Dushyant Sahani, MD: That’s a really great question. If we look at health care today, and you look at many important specialties, you realize that imaging is a gateway to care delivery. There are no major decisions being made without availability of imaging. CT has made a big impact to the progress of health care…. Certain medical specialties’ progress wouldn’t have been possible without availability of accurate, safe, and reliable imaging techniques readily available at the site of care delivery. Take acute care, for example. The whole patient triage and interventions is heavily based on imaging. I would say close to 70% of patients who come through the [emergency department] get some form of imaging. That shows you how much our referring physicians trust these imaging modalities to make the critical decision-making that has to be timely [and] more actionable for the specific task at hand. If you look at other specialties [such as] cardiovascular imaging, the whole field hinges around progress we have made on diagnostic imaging that has influenced therapies. A lot of oncologic innovations have happened because we have very high-quality imaging—whether it’s MRI, CT scan, some molecular imaging techniques [such as] positron emission tomography CTs—and the same trend continues now on the therapeutic side. Image-guided therapies rely heavily on the diagnostic imaging techniques that are available to help tailor treatment [and] precisely deliver those therapies, causing minimal impact to adjust a normal tissue and having more effective outcomes in these patients. In summary, imaging techniques like CT and MRI, but also other advanced imaging, has made a big impact to care delivery, research, innovation, and discoveries. They are also so fundamental to how modern medicine is practiced today.

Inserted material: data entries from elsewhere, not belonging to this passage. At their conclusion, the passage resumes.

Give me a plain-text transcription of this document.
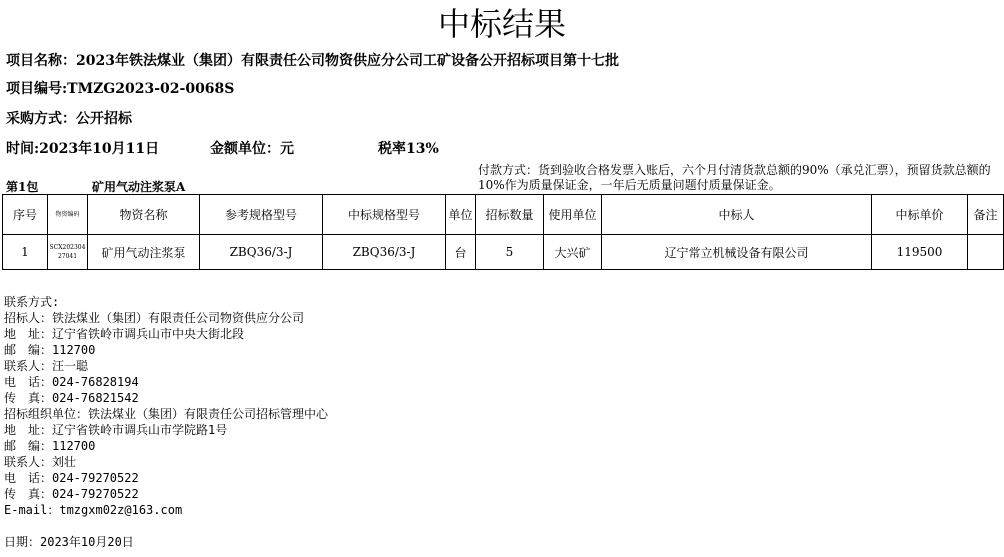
中标结果
项目名称：2023年铁法煤业（集团）有限责任公司物资供应分公司工矿设备公开招标项目第十七批
项目编号:TMZG2023-02-0068S
采购方式：公开招标
时间:2023年10月11日	金额单位：元	税率13%
付款方式：货到验收合格发票入账后，六个月付清货款总额的90%（承兑汇票），预留货款总额的10%作为质量保证金，一年后无质量问题付质量保证金。
第1包	矿用气动注浆泵A
序号	物资编码	物资名称	参考规格型号	中标规格型号	单位	招标数量	使用单位	中标人	中标单价	备注
1	SCX202304 27041	矿用气动注浆泵	ZBQ36/3-J	ZBQ36/3-J	台	5	大兴矿	辽宁常立机械设备有限公司	119500	
联系方式:
招标人：铁法煤业（集团）有限责任公司物资供应分公司
地　址：辽宁省铁岭市调兵山市中央大街北段
邮　编：112700
联系人：汪一聪
电　话：024-76828194
传　真：024-76821542
招标组织单位：铁法煤业（集团）有限责任公司招标管理中心
地　址：辽宁省铁岭市调兵山市学院路1号
邮　编：112700
联系人：刘壮
电　话：024-79270522
传　真：024-79270522
E-mail：tmzgxm02z@163.com
日期：2023年10月20日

Joseph Cavallo, MD, MBA: As an emergency radiologist myself, I can vouch for your statement regarding the ubiquity of specifically CT imaging on the patient care experience in the emergency department. Seems like just about everybody is needing some advanced imaging at this point, and it really helps us get the correct diagnosis from the start.
Dushyant Sahani, MD: Not only that, [but] if you look at how we are training the next generation of physicians and specialists, their training is heavily influenced by familiarity to not only what exams they order but [also] the value of these imaging techniques. Take…for example, neurology. The whole field—whether it’s stroke, tumor, or cognitive impairment—involves advanced imaging techniques. And imaging is not solely responsible for those decisions, but [it] is a major component where you integrate other information [such as] lab clinical imaging, then come up with more comprehensive or more holistic type of treatment delivery for these patients. It’s fascinating time…the progress in imaging and how it’s translating into success stories for patients on a daily basis. I feel so privileged to be part of that journey.
Transcript is AI-generated and edited for clarity and readability.